Quasielastic (p, n) reactions described by a microscopic optical model based on the Gogny force

In this work, we want to study quasielastic (p, n) exchange reactions using a semi-microscopic optical model derived from a previous work, Lopez Morana and Vinas (2021 J. Phys. G48 035104) based on a nuclear matter approach where the real and imaginary parts are given by the first and second order terms, respectively, of the mass operator obtained by a Brueckner-Hartree-Fock calculation using a G-matrix built up with an effective Gogny interaction. The study of these quasielastic reactions is performed within a Distorted Wave Born Approximation to evaluate the wave functions in the entrance and exit channels, which in turn are used to compute the transition matrix elements.

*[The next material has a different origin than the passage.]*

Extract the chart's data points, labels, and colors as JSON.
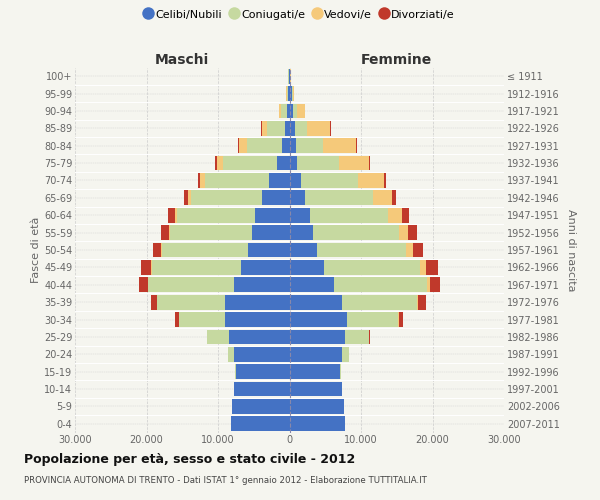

This model, which is free of adjustable parameters, provides a reasonably good agreement with the considered experimental data, namely differential cross sections, analyzing powers and total cross sections, of different reactions spanned along the periodic table at several energies.

Automated summary

In this study, a semi-microscopic optical model is used to investigate quasielastic (p, n) exchange reactions. The model is derived from a previous work based on a nuclear matter approach and utilizes a G-matrix built with an effective Gogny interaction. The Distorted Wave Born Approximation is employed to evaluate wave functions and compute transition matrix elements. The model shows good agreement with experimental data for various reactions across the periodic table at different energies.